While re-reading the Laws this past week, I became acutely aware that some sage counsel from a pre-modern pagan philosopher might better inform Southern Baptists about the nature of our denomination as, for better or for worse, a political entity. Ranting that Southern Baptists are too political may make for impassioned posturing at a variety of post-denominational venues, but it does little good to change anything. Realists rather than idealists are the men who pull the oars of any organization, thus steering its course toward the ends idealists envision but lack the wherewithal to achieve. In truth, a shot of healthy realism is needed if emerging Southern Baptist leaders are going to have much impact on refocusing our Kingdom work and rebalancing our denominational structure. In this respect, Plato’s Laws is a straight-line drip of realism expedient to assist Southern Baptists in the art of generational self definition.
I will examine five sections of Plato’s Laws, paying careful attention to how those sections are immediately germane to Southern Baptist life. I will consider these sections in the ascending order of their pertinence to our current denominational system rather than in the order that they appear in the original text. The order of our examination will be as follows: On the failure of monarchial regimes; on the importance of theology; on abuse; on the executive committee; and on the subjugation of leaders to laws.
Book Three of Plato’s Laws incorporates an extensive analysis of the pre-Athenian political regimes under Darius, Xerxes, Cyrus, and Cambyses. This Persian Empire was weakened for a variety of reasons, Plato observes, chief of which was the intrinsic debility of monarchial regimes. As the reins of power were passed from one man to another, each in turn felt the burden to establish a name for himself by the sweat and toil and upon the backs of his subjects. In time, these subjects learned that the glory of the leader rather than the glory of the gods was the real object of political and military campaigns. Disheartened and disillusioned, they stopped fighting the king’s causes and the empire fell under the weight of its own top-heavy structure. Corruption increased year by year as unchecked and unbridled autocrats threw off the accountability afforded in more democratic societies. The reason Plato assigns for the corruption of such political systems is that “they were too energetic in introducing authoritarian government, so that they destroyed all friendship and community of spirit in the state. And with that gone, the policy of rulers is not framed in the interests of their subjects the people, but to support their own authority.” So long as the people believed they were serving a higher purpose than the personal political whims of their leaders, they would fight to the death to preserve the kingdom and defend the king. If questions arose, however, regarding the king’s political objectives, then common fealty diminished and the king found himself having to “hire mercenaries to ensure his own safety.” Finally, the judgment of the king was ultimately perverted as he became “so stupid that [he] proclaimed by his very actions that as compared with gold and silver everything society regarded as good and valuable in his eyes was so much trash.”

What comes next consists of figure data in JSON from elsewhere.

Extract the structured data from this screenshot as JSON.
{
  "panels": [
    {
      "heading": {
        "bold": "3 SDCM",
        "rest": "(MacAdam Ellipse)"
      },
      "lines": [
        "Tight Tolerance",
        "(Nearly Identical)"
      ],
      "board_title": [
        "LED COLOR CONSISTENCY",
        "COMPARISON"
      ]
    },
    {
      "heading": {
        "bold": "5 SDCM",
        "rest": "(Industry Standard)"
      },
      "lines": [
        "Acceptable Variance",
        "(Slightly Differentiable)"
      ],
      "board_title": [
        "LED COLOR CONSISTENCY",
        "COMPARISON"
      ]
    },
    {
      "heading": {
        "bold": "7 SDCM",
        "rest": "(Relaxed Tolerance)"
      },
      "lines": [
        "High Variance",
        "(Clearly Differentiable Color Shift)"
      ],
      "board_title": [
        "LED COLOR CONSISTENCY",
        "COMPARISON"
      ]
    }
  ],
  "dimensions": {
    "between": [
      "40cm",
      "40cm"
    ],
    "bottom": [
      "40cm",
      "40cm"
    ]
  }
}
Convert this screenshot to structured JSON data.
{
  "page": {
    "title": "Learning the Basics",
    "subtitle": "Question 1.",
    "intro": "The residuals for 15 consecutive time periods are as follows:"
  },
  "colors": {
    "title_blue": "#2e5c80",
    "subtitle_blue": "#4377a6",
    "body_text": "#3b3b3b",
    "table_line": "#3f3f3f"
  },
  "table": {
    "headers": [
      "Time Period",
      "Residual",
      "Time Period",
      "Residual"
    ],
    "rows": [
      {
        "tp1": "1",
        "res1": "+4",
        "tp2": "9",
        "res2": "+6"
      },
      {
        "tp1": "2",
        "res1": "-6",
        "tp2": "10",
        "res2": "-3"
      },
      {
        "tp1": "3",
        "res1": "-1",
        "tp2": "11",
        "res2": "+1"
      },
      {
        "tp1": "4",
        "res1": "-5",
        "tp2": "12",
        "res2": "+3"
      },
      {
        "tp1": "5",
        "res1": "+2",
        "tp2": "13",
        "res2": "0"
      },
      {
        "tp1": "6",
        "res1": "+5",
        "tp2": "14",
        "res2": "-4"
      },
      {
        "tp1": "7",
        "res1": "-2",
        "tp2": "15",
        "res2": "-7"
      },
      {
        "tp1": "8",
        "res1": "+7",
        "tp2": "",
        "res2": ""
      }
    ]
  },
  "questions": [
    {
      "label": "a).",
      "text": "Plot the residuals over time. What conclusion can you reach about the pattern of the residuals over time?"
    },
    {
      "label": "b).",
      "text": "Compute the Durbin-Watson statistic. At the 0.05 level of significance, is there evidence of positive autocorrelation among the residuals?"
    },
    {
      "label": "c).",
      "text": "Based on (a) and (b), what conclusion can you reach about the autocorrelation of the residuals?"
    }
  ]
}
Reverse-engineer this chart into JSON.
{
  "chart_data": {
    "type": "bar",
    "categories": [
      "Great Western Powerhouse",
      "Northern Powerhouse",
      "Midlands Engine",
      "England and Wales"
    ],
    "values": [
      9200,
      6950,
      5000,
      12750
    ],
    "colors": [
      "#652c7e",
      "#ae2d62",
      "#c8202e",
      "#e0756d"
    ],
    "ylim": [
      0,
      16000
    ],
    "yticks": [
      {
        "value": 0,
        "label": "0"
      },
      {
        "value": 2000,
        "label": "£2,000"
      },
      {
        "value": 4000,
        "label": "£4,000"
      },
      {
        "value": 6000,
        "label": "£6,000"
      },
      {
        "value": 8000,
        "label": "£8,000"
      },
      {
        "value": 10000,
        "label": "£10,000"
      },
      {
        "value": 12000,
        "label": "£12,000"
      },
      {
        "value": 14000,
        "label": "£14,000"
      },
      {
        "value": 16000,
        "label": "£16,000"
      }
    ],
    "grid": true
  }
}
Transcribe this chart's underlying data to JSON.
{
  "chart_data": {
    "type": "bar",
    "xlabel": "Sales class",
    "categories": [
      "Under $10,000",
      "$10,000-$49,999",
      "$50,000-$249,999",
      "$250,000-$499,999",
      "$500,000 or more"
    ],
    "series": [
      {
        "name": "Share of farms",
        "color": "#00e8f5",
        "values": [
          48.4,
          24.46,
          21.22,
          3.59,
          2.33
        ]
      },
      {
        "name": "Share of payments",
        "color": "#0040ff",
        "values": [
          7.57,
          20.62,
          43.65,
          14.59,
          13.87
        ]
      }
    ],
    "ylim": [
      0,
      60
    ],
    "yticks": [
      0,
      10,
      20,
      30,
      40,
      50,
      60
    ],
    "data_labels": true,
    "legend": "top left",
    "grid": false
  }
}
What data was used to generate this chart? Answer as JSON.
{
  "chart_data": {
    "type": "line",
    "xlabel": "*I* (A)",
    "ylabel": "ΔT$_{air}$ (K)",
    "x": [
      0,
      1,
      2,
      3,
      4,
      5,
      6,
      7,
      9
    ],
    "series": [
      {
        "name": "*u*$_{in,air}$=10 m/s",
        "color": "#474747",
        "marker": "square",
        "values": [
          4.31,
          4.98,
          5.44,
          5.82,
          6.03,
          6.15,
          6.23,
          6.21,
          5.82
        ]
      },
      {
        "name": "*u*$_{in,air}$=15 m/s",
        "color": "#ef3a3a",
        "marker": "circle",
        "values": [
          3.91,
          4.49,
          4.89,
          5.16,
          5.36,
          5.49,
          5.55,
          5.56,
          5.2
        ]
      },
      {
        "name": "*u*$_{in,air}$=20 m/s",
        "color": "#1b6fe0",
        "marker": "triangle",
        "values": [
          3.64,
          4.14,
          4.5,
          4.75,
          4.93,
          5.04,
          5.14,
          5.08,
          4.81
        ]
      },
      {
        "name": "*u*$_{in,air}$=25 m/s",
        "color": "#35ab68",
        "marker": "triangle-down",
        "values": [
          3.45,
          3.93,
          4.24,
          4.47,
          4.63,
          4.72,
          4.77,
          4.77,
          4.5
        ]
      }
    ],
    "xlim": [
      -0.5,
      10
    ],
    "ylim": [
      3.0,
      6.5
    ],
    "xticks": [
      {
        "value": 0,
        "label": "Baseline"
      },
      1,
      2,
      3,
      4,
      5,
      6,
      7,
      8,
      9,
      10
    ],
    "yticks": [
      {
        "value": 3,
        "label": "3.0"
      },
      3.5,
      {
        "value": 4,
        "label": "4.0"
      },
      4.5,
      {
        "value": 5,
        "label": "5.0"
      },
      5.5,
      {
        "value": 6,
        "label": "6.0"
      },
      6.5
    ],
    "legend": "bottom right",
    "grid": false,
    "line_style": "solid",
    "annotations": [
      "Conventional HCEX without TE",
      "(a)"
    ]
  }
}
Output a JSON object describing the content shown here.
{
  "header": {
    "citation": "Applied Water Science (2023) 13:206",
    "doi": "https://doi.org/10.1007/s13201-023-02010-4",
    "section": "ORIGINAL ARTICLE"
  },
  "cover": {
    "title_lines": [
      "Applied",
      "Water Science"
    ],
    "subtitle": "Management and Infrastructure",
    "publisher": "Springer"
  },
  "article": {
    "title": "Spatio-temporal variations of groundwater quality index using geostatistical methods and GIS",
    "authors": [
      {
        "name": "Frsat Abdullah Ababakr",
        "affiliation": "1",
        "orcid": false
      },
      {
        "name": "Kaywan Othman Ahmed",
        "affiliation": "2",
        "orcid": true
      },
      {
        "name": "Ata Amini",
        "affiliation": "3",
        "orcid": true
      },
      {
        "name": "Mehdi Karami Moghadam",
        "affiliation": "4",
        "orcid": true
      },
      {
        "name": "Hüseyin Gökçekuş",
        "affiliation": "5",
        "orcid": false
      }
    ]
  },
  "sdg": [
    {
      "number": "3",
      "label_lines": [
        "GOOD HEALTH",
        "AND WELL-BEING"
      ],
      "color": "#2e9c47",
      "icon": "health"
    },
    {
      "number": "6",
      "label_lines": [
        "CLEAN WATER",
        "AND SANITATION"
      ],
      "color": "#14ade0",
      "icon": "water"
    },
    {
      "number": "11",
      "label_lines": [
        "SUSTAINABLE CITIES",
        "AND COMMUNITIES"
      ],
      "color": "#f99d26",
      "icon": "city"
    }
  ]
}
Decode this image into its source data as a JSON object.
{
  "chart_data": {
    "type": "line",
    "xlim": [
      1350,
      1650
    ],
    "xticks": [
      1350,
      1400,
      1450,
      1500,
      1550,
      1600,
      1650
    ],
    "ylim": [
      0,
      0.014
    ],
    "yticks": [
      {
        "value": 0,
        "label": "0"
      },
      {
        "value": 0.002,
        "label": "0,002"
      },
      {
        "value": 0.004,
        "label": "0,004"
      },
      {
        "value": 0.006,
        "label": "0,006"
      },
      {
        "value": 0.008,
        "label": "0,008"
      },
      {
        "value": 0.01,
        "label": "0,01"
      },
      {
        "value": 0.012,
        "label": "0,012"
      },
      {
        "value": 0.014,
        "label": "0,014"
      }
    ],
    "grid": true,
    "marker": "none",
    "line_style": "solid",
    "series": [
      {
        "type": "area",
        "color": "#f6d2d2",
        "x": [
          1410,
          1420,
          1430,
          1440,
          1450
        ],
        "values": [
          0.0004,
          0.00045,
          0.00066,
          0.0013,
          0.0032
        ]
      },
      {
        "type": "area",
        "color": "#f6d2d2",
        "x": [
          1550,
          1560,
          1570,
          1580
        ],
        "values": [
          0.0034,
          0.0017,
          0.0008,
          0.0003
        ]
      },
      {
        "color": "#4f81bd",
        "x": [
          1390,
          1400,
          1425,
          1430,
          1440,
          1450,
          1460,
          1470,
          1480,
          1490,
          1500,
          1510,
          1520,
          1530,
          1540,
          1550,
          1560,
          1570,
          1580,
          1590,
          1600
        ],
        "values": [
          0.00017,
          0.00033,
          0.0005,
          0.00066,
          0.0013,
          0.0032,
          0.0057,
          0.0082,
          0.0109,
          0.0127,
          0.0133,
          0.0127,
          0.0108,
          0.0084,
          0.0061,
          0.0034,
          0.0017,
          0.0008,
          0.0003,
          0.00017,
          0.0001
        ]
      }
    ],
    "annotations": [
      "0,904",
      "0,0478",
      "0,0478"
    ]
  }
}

The Southern Baptist Convention is not, thank God, even a modified monarchy. A congregational ecclesiology has informed every level of our denominational bureaucracy; and it is the people who hold ultimate authority in the convention rather than the elite few who, for various reasons, have attained influence-wielding positions as entity executives. The danger is ever present, however, that a generation of the people will grow lax in their attentiveness to the affairs of institutional governance. Year by year the authority to govern our denominational agencies could slip from the trustees elected by the convention to a plutocratic few who are far too eager to run things without the meddlesome nuisance of trustee oversight. In order for the seizure of power to occur, such an executive must first turn trusteeship into a perk, complete with immaculately appointed banquets and silly presentations about things unrelated to the primary institutional mission. He must fill the trustee calendar with tea parties and walking tours and sideshows, then shrug off the actual governance of the institution by tapping his watch when it’s time for the trustees to go back home. I’m not suggesting that the trustees of any SBC agency have completely abandoned their authorized prerogative of oversight, though I think a few have come dangerously close. Try to correct the trend, and you’ll soon discover how many mercenaries the king has conscripted. When this happens, the handwriting is already on the king’s wall. His kingdom, like that of the Persians, is weighed, found wanting, and divided before midnight. So fell the Persian Empire, and so can the Southern Baptist Convention falter if we fail in our vigilance to withstand the subtle temptations of autocratic efficiency. The SBC should think twice before acquiescing institutional governance to even the noblest of denominational servants. If men were angels, James Madison argued at our nation’s founding, the only viable political system would be monarchial. Both Scripture and experience, in the recent and distant past of our denominational history, demonstrate the contrary.